Did ‘This Is Us’ Go One Twist Too Far With ‘The Trip’?

A review of tonight’s This Is Us coming up just as soon as I can see the Magic Eye…

Creative teams of new shows often make storytelling decisions without thinking through the long-term consequences of them. Aaron Sorkin, for instance, once wanted to do a West Wing scene where President Bartlet was watching a daytime soap, and the only way he could justify to himself that POTUS would goof off in the middle of a work day was if he was so seriously ill — say, with a case of secret, relapsing, remitting multiple sclerosis — that he just wasn’t up to handling the duties of his office. It was only after it aired that Sorkin realized that Bartlet hiding such a condition would be a huge deal if it ever came out, which significantly changed the direction of his second and third season running the show.

I’m guessing the This Is Us writers put more thought into what’s revealed about Rebecca in “The Trip” — that Rebecca not only knew where William was all these years, but knew that William had gotten clean while Randall was still a kid (and one growing increasingly fixated on the idea of finding his biological parents), and chose not to bring them together out of fear Randall might reject her — and where it will take her relationship with Randall going forward. But I fear that it may be a development that permanently colors my feelings for Rebecca.

It was already a big deal that Rebecca knew about William from the start but kept it a secret, but you could understand it on some level if her only knowledge of him was the junkie musician who left her son at the fire station. That’s her protecting Randall as much as it is protecting herself.

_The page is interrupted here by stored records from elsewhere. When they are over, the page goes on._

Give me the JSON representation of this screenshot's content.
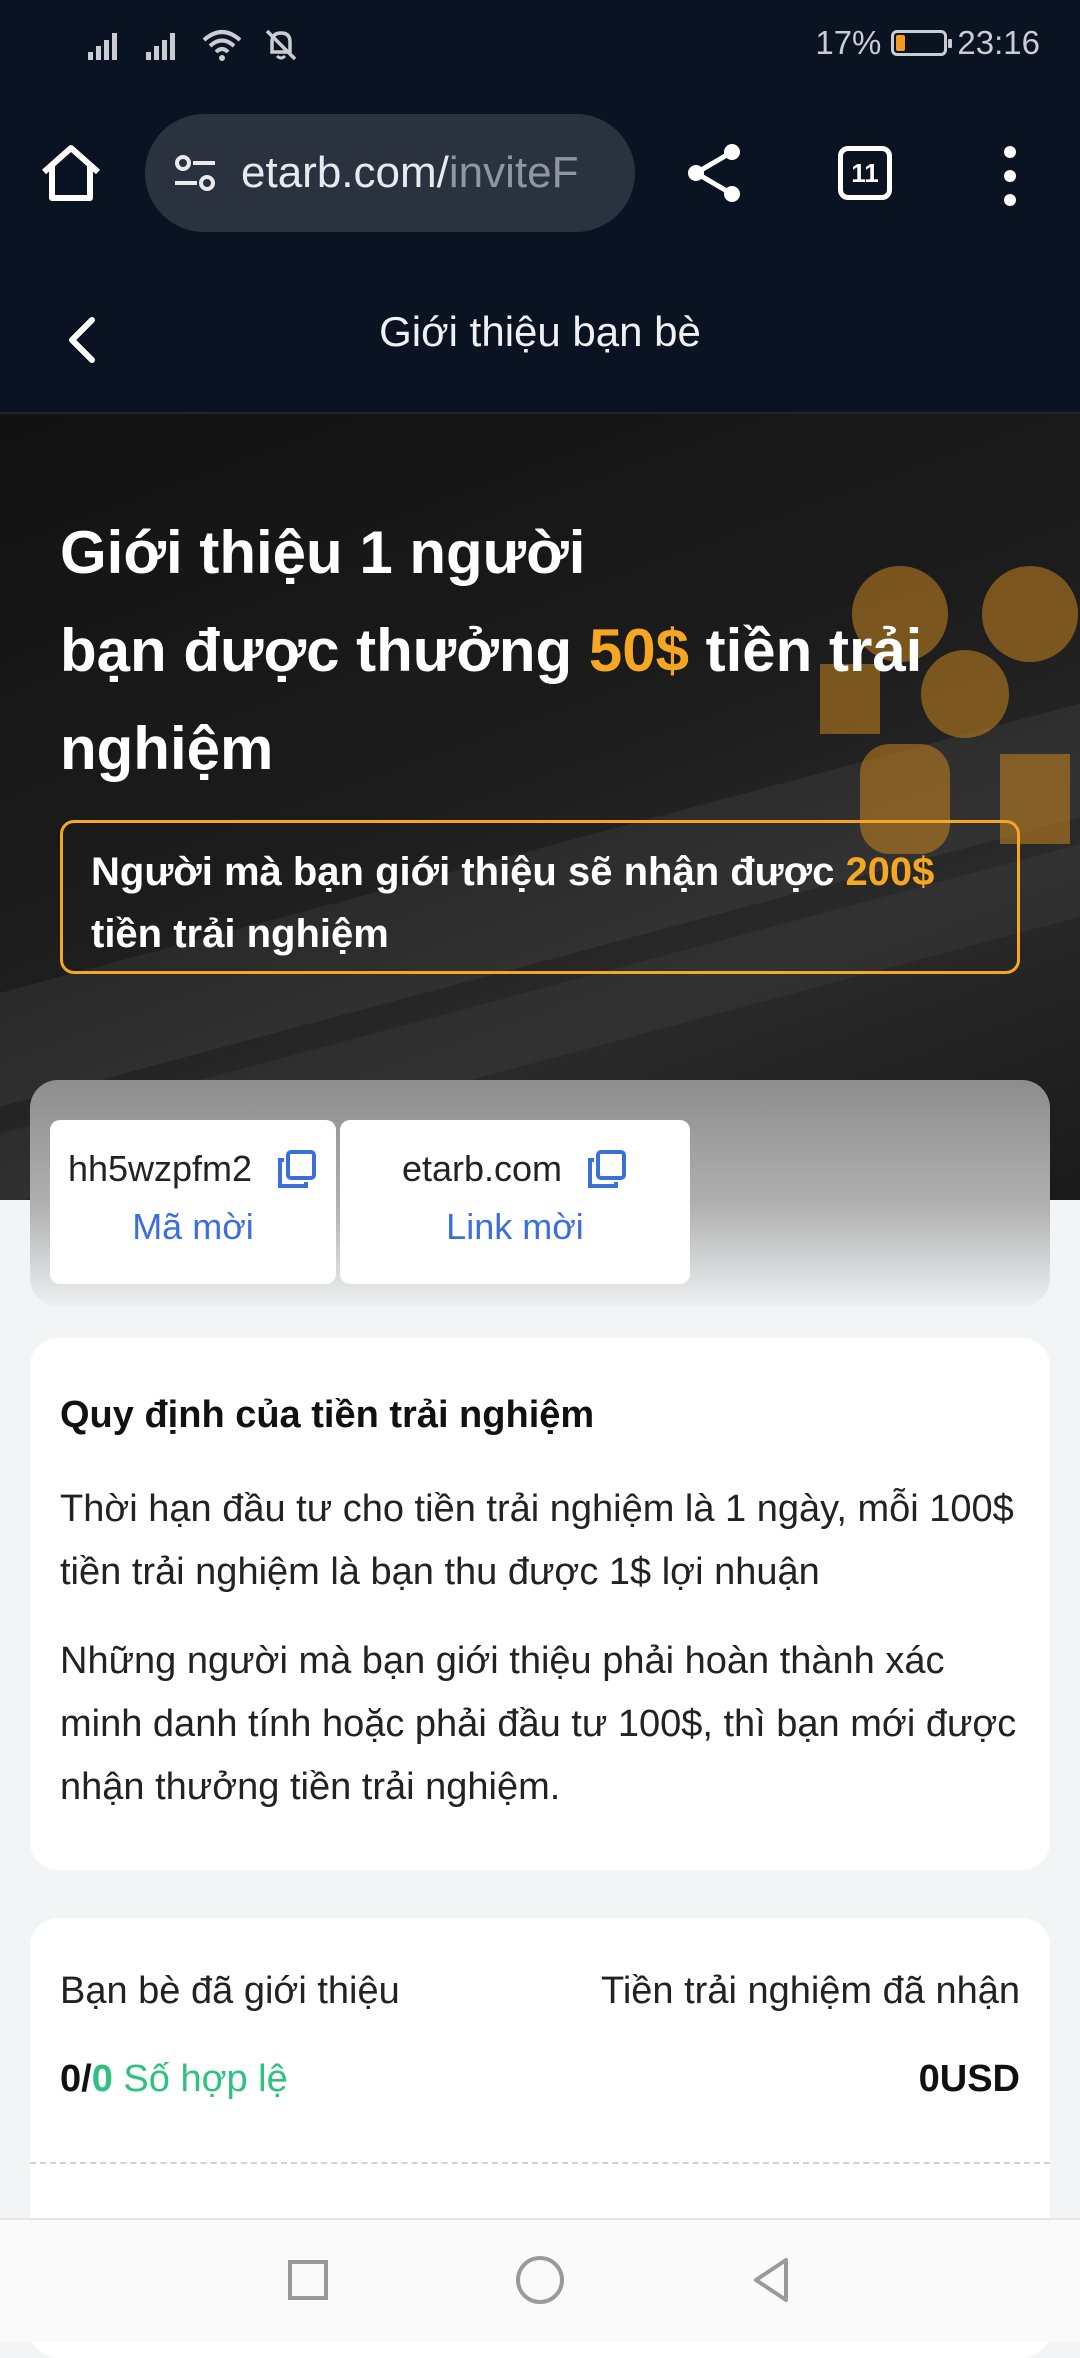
{
  "status_bar": {
    "battery": "17%",
    "battery_level": 0.17,
    "time": "23:16"
  },
  "browser": {
    "url_host": "etarb.com/",
    "url_path": "inviteF",
    "tab_count": "11"
  },
  "header": {
    "title": "Giới thiệu bạn bè"
  },
  "hero": {
    "line1": "Giới thiệu 1 người",
    "line2_pre": "bạn được thưởng ",
    "amount": "50$",
    "line2_post": " tiền trải",
    "line3": "nghiệm",
    "box_pre": "Người mà bạn giới thiệu sẽ nhận được ",
    "box_amount": "200$",
    "box_post": "tiền trải nghiệm"
  },
  "invite": {
    "code_value": "hh5wzpfm2",
    "code_label": "Mã mời",
    "link_value": "etarb.com",
    "link_label": "Link mời"
  },
  "rules": {
    "title": "Quy định của tiền trải nghiệm",
    "p1": "Thời hạn đầu tư cho tiền trải nghiệm là 1 ngày, mỗi 100$ tiền trải nghiệm là bạn thu được 1$ lợi nhuận",
    "p2": "Những người mà bạn giới thiệu phải hoàn thành xác minh danh tính hoặc phải đầu tư 100$, thì bạn mới được nhận thưởng tiền trải nghiệm."
  },
  "stats": {
    "friends_label": "Bạn bè đã giới thiệu",
    "received_label": "Tiền trải nghiệm đã nhận",
    "friends_count": "0/",
    "valid_count": "0",
    "valid_label": " Số hợp lệ",
    "received_value": "0USD"
  },
  "colors": {
    "accent": "#f5a623",
    "link": "#3b6fd9",
    "valid": "#2ec27e",
    "dark_bg": "#0a1322"
  }
}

This choice, though, is entirely about Rebecca, and given what we’ve seen in all the flashbacks about how acutely young Randall feels the need to connect with his birth parents, it’s almost unspeakably cruel that she would never tell him.

And that might work as a story development in a drama that’s much darker and more emotionally grey than This Is Us aspires to be, but this is a fundamentally nice show about a family that, while it has its issues from person to person, is meant to good and even admirable on the whole. And so much of that is based on those flashbacks and the interactions we see Jack and Rebecca having with The Big Three as kids and teenagers, and how they are presented as parents trying very hard to do right by their children. They can make mistakes and hurt each other in the moment, but this digs so deep to the core of who Randall is and the pain he’s been carrying for his entire life, that I fear I won’t be able to watch Rebecca flashbacks from now on without thinking of what she did to Randall, and why she did it. Randall suggests at the episode’s end that he may one day be able to move past it, but she’s his mother, so he’s tied to her in a way we aren’t from the audience. From where I sit, it’s a lot harder to forgive or forget.

Earlier today, Todd VanDerWerff at Vox published a story about how This Is Us has improbably become the biggest hit of the TV season, when family dramas almost never are phenomenons in this way (and seemed to be going extinct on the broadcast networks when Parenthood ended). One of the keys to the show’s success, Todd suggests, is its dependence on twists — Jack and Rebecca are the other characters’ parents! Rebecca got remarried to Jack’s buddy Miguel! Jack is dead in the present! — that create buzz and viewer urgency in a way that a more traditional family drama wouldn’t.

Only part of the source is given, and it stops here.